As the project continued, Leo worked with Chuck to set up a monitoring program. They established sites in pastures and took photographs each year. “If you keep looking at the same piece of ground over time, you should see some improvements,” says Chuck. “This was really helpful for Leo – he could see the physical differences, the positive changes to his rangeland.”

In some areas of the Cremer ranch, the ratio of weeds to grass was 80-20 when the project started. In many of those sites, that ratio has been reversed. With more forage, the Cremer’s cows are doing better, and there’s more for the deer, elk, and other wildlife. “Without this project we would still have weeds everywhere,” Leo says. “It has surely put more feed on the ground. We still work on it every year and I think we will forever. It’s an ongoing battle. You’ve got to stick with it.”

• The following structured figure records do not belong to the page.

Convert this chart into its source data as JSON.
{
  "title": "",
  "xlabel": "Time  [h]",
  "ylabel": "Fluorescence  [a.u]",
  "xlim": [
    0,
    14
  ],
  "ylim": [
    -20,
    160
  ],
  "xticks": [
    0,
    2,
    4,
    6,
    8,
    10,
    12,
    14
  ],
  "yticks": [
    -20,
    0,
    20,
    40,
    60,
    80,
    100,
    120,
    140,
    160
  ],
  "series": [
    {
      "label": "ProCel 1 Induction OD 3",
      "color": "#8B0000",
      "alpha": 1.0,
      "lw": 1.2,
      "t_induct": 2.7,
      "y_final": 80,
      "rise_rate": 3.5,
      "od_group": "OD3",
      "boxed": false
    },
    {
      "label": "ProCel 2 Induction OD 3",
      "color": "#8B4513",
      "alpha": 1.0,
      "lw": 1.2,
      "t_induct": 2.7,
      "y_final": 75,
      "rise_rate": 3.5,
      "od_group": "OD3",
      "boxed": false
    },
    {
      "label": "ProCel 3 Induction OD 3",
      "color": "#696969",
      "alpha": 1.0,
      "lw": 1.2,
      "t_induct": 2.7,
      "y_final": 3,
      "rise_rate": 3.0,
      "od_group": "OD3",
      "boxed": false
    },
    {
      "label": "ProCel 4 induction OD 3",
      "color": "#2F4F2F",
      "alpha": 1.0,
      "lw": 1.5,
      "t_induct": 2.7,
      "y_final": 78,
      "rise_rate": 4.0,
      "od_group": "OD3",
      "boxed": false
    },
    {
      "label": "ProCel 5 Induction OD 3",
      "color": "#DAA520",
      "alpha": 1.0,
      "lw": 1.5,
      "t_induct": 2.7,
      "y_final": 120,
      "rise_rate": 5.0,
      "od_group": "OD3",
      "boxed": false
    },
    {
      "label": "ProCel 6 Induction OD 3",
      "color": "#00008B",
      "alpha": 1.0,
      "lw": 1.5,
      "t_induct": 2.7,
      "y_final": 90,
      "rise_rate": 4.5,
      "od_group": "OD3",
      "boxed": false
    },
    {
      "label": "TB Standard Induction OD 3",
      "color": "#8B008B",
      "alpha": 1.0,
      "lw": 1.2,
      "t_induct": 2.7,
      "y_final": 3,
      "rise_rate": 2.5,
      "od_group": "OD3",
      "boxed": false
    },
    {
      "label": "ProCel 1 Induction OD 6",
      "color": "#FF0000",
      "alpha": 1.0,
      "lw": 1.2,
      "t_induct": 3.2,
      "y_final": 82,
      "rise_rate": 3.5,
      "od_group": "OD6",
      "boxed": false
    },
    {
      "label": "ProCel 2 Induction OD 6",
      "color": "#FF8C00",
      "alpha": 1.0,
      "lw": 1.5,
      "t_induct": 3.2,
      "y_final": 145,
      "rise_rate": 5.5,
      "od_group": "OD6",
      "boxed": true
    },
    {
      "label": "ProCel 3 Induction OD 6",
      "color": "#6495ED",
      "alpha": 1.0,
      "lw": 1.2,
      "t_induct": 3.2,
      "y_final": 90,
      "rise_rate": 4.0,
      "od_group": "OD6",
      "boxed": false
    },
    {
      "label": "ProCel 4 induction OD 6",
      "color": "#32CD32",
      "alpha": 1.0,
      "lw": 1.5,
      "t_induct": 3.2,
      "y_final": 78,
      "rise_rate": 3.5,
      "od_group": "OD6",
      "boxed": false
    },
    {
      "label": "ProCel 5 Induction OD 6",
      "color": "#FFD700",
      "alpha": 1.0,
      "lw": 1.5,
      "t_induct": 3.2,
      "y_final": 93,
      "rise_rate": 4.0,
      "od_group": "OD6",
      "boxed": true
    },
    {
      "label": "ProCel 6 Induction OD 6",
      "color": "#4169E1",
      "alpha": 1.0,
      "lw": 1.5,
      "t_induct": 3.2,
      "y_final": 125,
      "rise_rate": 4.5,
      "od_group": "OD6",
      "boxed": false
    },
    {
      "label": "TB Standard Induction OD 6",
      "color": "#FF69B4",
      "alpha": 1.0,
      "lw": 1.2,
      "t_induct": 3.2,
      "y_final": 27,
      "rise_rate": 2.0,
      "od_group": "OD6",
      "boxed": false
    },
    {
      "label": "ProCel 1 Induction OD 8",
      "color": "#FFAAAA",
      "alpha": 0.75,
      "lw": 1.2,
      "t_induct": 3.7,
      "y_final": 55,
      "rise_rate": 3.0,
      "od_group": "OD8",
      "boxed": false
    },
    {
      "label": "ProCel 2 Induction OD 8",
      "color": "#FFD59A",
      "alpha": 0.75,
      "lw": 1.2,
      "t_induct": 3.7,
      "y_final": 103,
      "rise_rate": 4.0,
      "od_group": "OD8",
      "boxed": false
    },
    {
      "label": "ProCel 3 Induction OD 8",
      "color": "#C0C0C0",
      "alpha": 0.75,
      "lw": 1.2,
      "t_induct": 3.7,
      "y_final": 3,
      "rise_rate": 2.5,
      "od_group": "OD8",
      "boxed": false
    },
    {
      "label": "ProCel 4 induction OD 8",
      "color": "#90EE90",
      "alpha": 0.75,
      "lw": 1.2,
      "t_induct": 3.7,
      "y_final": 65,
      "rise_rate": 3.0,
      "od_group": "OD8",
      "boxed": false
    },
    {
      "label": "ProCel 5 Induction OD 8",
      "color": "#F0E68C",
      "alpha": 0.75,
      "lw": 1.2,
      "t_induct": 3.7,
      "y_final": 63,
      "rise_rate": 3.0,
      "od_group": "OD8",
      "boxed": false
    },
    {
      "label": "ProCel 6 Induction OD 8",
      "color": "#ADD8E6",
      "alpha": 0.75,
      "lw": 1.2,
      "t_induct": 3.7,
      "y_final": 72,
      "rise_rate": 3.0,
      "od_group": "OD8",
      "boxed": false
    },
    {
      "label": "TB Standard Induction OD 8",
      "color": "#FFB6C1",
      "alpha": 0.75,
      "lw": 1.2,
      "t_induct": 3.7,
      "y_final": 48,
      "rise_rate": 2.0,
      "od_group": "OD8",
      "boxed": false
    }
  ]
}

Noxious weeds today infest 8.2 million acres in Montana, and spread at a rate of 10 percent every year; the minimum management cost for dealing with weeds is projected at $47 per acre. “Invasive species have great potential to harm our state’s rangeland resource,” says Stacey Barta. “Weeds impact wildlife habitat – they displace forage and cover.

 

Weeds impact a rancher’s bottom line. They decrease natural diversity. And you can see other problems like increased soil erosion.”
The Yellowstone South Cooperative Noxious Weed Project succeeded on the basis of personal relationships, commitment, and a massive amount of hard labor. “Everybody held up their end of the deal,” says Leo. “It takes good people for something like this to work. We had a good county weed coordinator in Stacey and a good person at NRCS in Chuck.”

“This project had 20 different landowners,” Barta says. “That’s a lot of trust. If we couldn’t have gotten that participation, the project never would have succeeded.”